The attack occurred on Thursday at the RS5.12 Benin Toll Gate Unit on the Benin–Lagos Expressway, following a crash involving two trucks, the statement said.

One truck driver died in the accident, while FRSC personnel sustained critical injuries, with one officer later succumbing despite urgent medical attention.

“In the aftermath of the crash, an angry mob besieged and vandalised the Unit Command formation. However, the prompt response by security agencies helped to restore order and prevent further escalation,” Mohammed said in a statement issued on Friday by the FRSC spokesman, Olusegun Ogungbemide, in Abuja.

The Corps Marshal condemned the attack on FRSC personnel and facilities as “deeply regrettable and unacceptable,” emphasising that the operatives were on lawful duty to save lives.
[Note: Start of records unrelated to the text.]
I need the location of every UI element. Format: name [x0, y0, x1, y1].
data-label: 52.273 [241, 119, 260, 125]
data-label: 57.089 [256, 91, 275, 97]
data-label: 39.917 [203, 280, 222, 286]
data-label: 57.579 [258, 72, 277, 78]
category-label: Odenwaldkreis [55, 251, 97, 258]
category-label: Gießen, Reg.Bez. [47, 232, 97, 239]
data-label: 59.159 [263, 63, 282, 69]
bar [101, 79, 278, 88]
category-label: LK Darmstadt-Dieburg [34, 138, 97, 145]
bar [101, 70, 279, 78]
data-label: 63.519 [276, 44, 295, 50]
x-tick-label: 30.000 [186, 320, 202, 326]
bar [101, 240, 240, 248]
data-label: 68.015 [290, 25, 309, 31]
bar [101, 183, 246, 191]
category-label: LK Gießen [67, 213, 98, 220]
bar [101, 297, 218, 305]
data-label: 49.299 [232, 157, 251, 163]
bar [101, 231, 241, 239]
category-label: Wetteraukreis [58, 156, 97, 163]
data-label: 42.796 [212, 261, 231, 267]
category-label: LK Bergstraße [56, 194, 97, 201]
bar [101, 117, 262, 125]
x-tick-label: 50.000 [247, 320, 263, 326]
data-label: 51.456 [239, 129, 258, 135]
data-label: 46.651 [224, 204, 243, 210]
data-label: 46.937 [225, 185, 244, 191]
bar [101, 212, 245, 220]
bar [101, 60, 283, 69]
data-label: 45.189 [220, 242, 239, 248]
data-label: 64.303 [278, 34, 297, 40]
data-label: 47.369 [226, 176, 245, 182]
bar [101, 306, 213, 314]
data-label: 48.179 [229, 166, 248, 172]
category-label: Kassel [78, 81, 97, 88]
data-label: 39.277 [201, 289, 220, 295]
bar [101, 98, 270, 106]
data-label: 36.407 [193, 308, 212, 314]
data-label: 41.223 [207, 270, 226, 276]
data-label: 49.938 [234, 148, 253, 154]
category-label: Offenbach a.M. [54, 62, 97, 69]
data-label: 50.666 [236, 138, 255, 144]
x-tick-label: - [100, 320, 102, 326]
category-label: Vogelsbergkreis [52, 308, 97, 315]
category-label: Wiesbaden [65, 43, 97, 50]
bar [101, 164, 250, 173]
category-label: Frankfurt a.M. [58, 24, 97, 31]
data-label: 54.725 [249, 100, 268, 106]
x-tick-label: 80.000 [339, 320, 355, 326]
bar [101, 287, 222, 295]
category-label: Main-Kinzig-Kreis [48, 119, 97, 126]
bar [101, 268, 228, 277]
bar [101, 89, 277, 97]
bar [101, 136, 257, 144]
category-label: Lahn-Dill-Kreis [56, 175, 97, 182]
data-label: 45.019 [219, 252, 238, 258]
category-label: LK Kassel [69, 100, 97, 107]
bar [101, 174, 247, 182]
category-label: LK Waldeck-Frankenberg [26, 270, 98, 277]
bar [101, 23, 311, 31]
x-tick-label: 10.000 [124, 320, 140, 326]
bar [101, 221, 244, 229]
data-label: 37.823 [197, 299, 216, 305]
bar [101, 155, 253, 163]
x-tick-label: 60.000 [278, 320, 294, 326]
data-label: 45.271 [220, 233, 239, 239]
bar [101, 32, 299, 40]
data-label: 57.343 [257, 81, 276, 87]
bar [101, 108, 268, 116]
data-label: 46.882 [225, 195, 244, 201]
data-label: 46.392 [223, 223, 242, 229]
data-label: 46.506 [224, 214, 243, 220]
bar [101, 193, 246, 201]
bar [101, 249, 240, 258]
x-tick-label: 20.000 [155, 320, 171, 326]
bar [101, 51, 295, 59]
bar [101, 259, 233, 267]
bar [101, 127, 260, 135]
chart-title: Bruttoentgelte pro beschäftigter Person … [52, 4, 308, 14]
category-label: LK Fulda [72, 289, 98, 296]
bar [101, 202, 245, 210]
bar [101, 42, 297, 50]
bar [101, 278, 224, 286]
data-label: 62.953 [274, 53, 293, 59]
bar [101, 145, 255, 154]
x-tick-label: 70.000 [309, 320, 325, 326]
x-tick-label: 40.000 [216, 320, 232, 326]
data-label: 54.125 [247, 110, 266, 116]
He also commiserated with the families of the deceased driver, the fallen officer, and the entire FRSC workforce.

Mohammed has ordered a comprehensive investigation into both the immediate and underlying causes of the crash and the circumstances that led to the mob action.

He assured the public that anyone found culpable would be brought to justice.

The FRSC boss reaffirmed the Corps’ commitment to ensuring safer roads for all Nigerians and called on the public to remain calm, law-abiding, and supportive of its activities.